Global GDP growth for 2015 once again failed to match up to early-year expectations. EM was a weak spot, with severe recessions observed in Brazil and Russia, while concerns over the slowdown in China affected the rest of Asia. U.S. GDP growth was well below the average January forecast of 3%, especially due to a weak first quarter. In contrast, the Eurozone fared well despite the Greek debt crisis, the slowdown of China and the ongoing tensions with Russia over Ukraine.

It turned out to be a very tumultuous year for financial markets. Commodities were under severe pressure for most of the year, mainly due to oversupply, high inventory levels and weaker demand. EM assets also performed poorly on the back of investor outflows and the prospect of higher US interest rates. European and Japanese equities fared the best, in local currency terms, mainly as the result of ultra-accommodative monetary policies. The dollar appreciated against all currencies, reflecting the relative strength of the US economy and the anticipation of higher interest rates, which were finally raised by the Federal Reserve during its last meeting of the year; this decision had been widely expected and was welcomed by the markets.

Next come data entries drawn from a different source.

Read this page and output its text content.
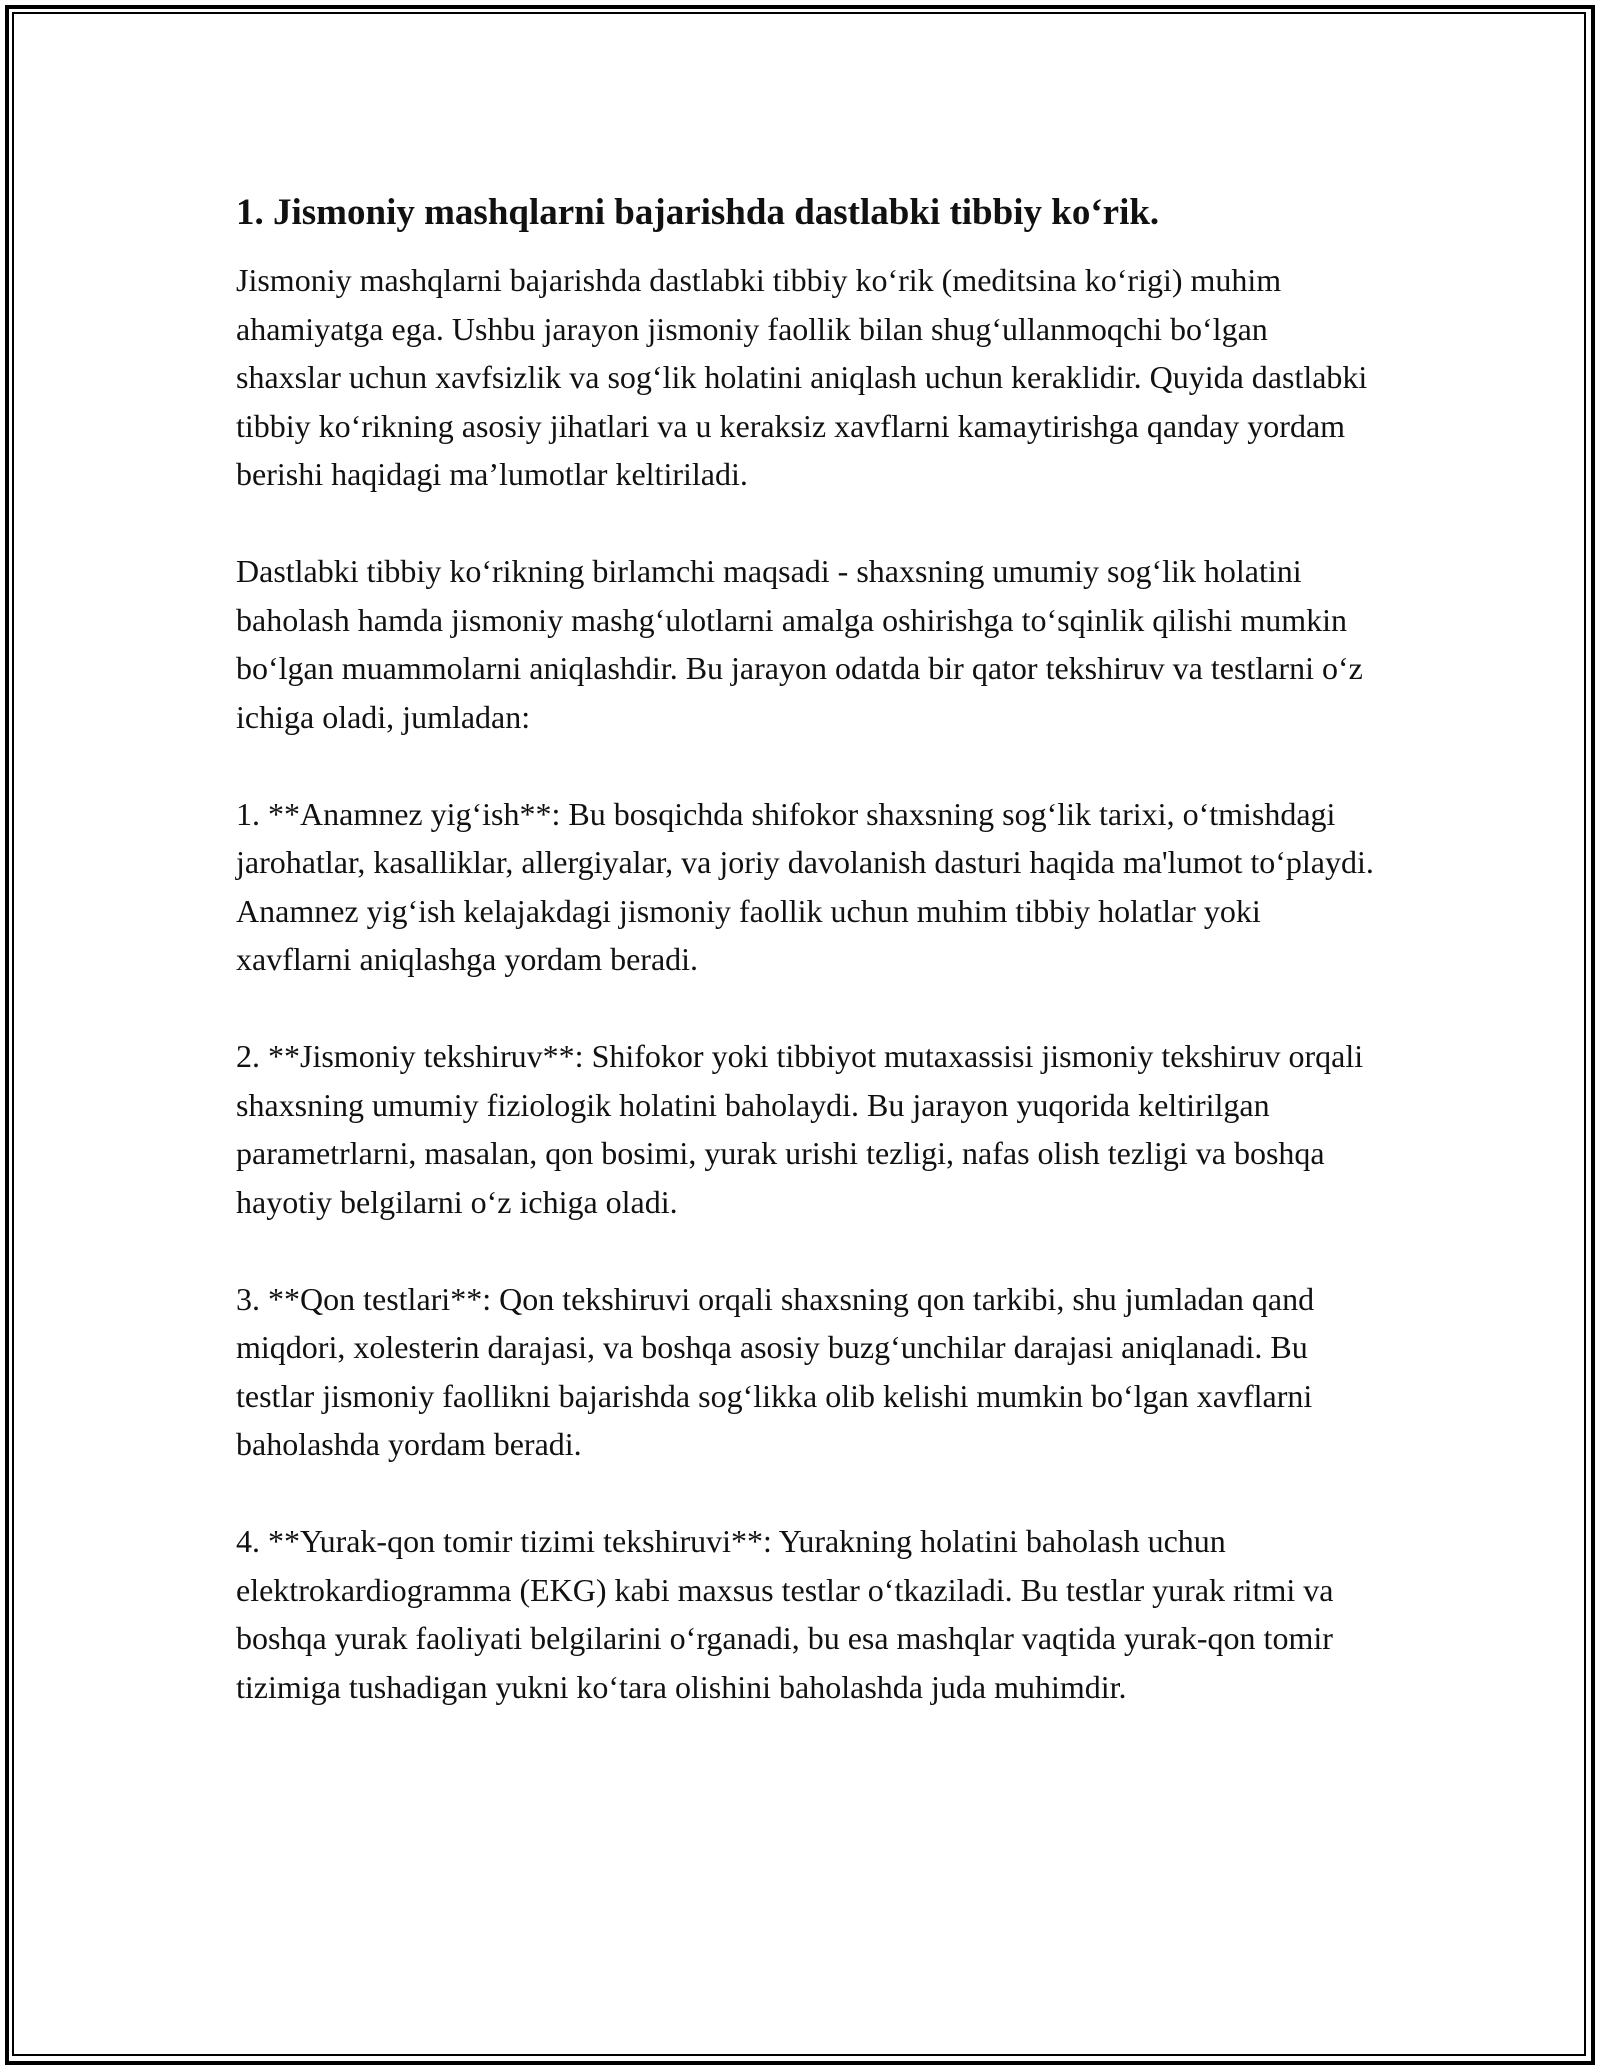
1. Jismoniy mashqlarni bajarishda dastlabki tibbiy ko‘rik.

Jismoniy mashqlarni bajarishda dastlabki tibbiy ko‘rik (meditsina ko‘rigi) muhim ahamiyatga ega. Ushbu jarayon jismoniy faollik bilan shug‘ullanmoqchi bo‘lgan shaxslar uchun xavfsizlik va sog‘lik holatini aniqlash uchun keraklidir. Quyida dastlabki tibbiy ko‘rikning asosiy jihatlari va u keraksiz xavflarni kamaytirishga qanday yordam berishi haqidagi ma’lumotlar keltiriladi.

Dastlabki tibbiy ko‘rikning birlamchi maqsadi - shaxsning umumiy sog‘lik holatini baholash hamda jismoniy mashg‘ulotlarni amalga oshirishga to‘sqinlik qilishi mumkin bo‘lgan muammolarni aniqlashdir. Bu jarayon odatda bir qator tekshiruv va testlarni o‘z ichiga oladi, jumladan:

1. **Anamnez yig‘ish**: Bu bosqichda shifokor shaxsning sog‘lik tarixi, o‘tmishdagi jarohatlar, kasalliklar, allergiyalar, va joriy davolanish dasturi haqida ma'lumot to‘playdi. Anamnez yig‘ish kelajakdagi jismoniy faollik uchun muhim tibbiy holatlar yoki xavflarni aniqlashga yordam beradi.

2. **Jismoniy tekshiruv**: Shifokor yoki tibbiyot mutaxassisi jismoniy tekshiruv orqali shaxsning umumiy fiziologik holatini baholaydi. Bu jarayon yuqorida keltirilgan parametrlarni, masalan, qon bosimi, yurak urishi tezligi, nafas olish tezligi va boshqa hayotiy belgilarni o‘z ichiga oladi.

3. **Qon testlari**: Qon tekshiruvi orqali shaxsning qon tarkibi, shu jumladan qand miqdori, xolesterin darajasi, va boshqa asosiy buzg‘unchilar darajasi aniqlanadi. Bu testlar jismoniy faollikni bajarishda sog‘likka olib kelishi mumkin bo‘lgan xavflarni baholashda yordam beradi.

4. **Yurak-qon tomir tizimi tekshiruvi**: Yurakning holatini baholash uchun elektrokardiogramma (EKG) kabi maxsus testlar o‘tkaziladi. Bu testlar yurak ritmi va boshqa yurak faoliyati belgilarini o‘rganadi, bu esa mashqlar vaqtida yurak-qon tomir tizimiga tushadigan yukni ko‘tara olishini baholashda juda muhimdir.
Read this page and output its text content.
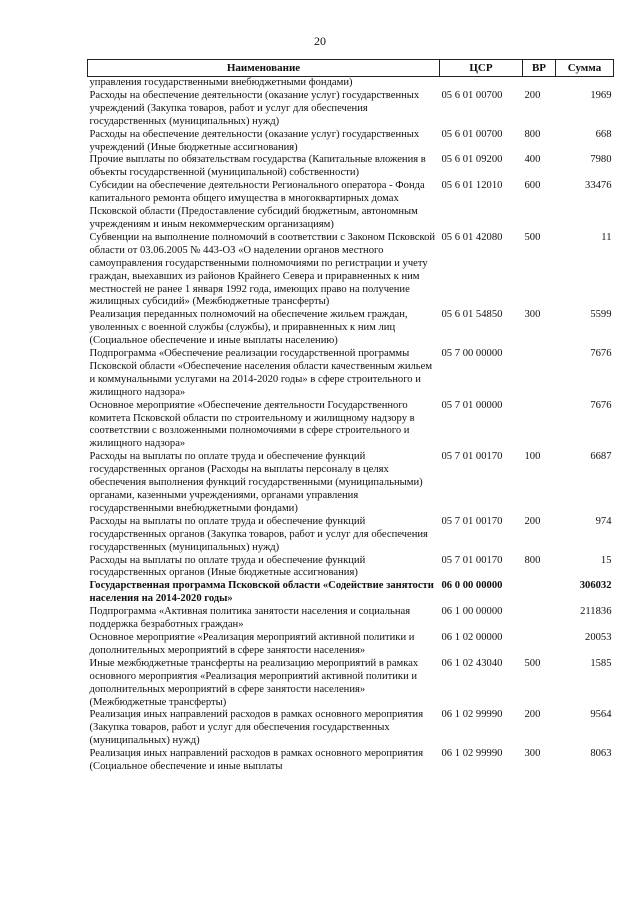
20
Наименование	ЦСР	ВР	Сумма
управления государственными внебюджетными фондами)			
Расходы на обеспечение деятельности (оказание услуг) государственных учреждений (Закупка товаров, работ и услуг для обеспечения государственных (муниципальных) нужд)	05 6 01 00700	200	1969
Расходы на обеспечение деятельности (оказание услуг) государственных учреждений (Иные бюджетные ассигнования)	05 6 01 00700	800	668
Прочие выплаты по обязательствам государства (Капитальные вложения в объекты государственной (муниципальной) собственности)	05 6 01 09200	400	7980
Субсидии на обеспечение деятельности Регионального оператора - Фонда капитального ремонта общего имущества в многоквартирных домах Псковской области (Предоставление субсидий бюджетным, автономным учреждениям и иным некоммерческим организациям)	05 6 01 12010	600	33476
Субвенции на выполнение полномочий в соответствии с Законом Псковской области от 03.06.2005 № 443-ОЗ «О наделении органов местного самоуправления государственными полномочиями по регистрации и учету граждан, выехавших из районов Крайнего Севера и приравненных к ним местностей не ранее 1 января 1992 года, имеющих право на получение жилищных субсидий» (Межбюджетные трансферты)	05 6 01 42080	500	11
Реализация переданных полномочий на обеспечение жильем граждан, уволенных с военной службы (службы), и приравненных к ним лиц (Социальное обеспечение и иные выплаты населению)	05 6 01 54850	300	5599
Подпрограмма «Обеспечение реализации государственной программы Псковской области «Обеспечение населения области качественным жильем и коммунальными услугами на 2014-2020 годы» в сфере строительного и жилищного надзора»	05 7 00 00000		7676
Основное мероприятие «Обеспечение деятельности Государственного комитета Псковской области по строительному и жилищному надзору в соответствии с возложенными полномочиями в сфере строительного и жилищного надзора»	05 7 01 00000		7676
Расходы на выплаты по оплате труда и обеспечение функций государственных органов (Расходы на выплаты персоналу в целях обеспечения выполнения функций государственными (муниципальными) органами, казенными учреждениями, органами управления государственными внебюджетными фондами)	05 7 01 00170	100	6687
Расходы на выплаты по оплате труда и обеспечение функций государственных органов (Закупка товаров, работ и услуг для обеспечения государственных (муниципальных) нужд)	05 7 01 00170	200	974
Расходы на выплаты по оплате труда и обеспечение функций государственных органов (Иные бюджетные ассигнования)	05 7 01 00170	800	15
Государственная программа Псковской области «Содействие занятости населения на 2014-2020 годы»	06 0 00 00000		306032
Подпрограмма «Активная политика занятости населения и социальная поддержка безработных граждан»	06 1 00 00000		211836
Основное мероприятие «Реализация мероприятий активной политики и дополнительных мероприятий в сфере занятости населения»	06 1 02 00000		20053
Иные межбюджетные трансферты на реализацию мероприятий в рамках основного мероприятия «Реализация мероприятий активной политики и дополнительных мероприятий в сфере занятости населения» (Межбюджетные трансферты)	06 1 02 43040	500	1585
Реализация иных направлений расходов в рамках основного мероприятия (Закупка товаров, работ и услуг для обеспечения государственных (муниципальных) нужд)	06 1 02 99990	200	9564
Реализация иных направлений расходов в рамках основного мероприятия (Социальное обеспечение и иные выплаты	06 1 02 99990	300	8063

2016 global economic growth is expected to improve slightly, as the recovery in Europe gathers more momentum and as global emerging markets should do a little better, in particular due to less severe recessions in Brazil and Russia and a stabilization of China. The main central banks remain in accommodative mode, even if the Fed has started to hike rates. Some of the main risks for 2016 include an extension of the rout of commodities, especially oil, political issues such as Brexit, the rise of populism in Europe and US Presidential elections as well as geopolitical threats including instability in the Middle East and a deterioration of relations between NATO countries and Russia.

Throughout 2015, we gradually shifted the portfolios towards more flexible strategies, including non-benchmarked fixed-income funds, long/short equities and global macro. We increased our exposure to convertible bonds and also reinitiated an investment into US high-yield. We consistently remained very underweight EM assets and commodities, while being positively biased towards the dollar and DM equities.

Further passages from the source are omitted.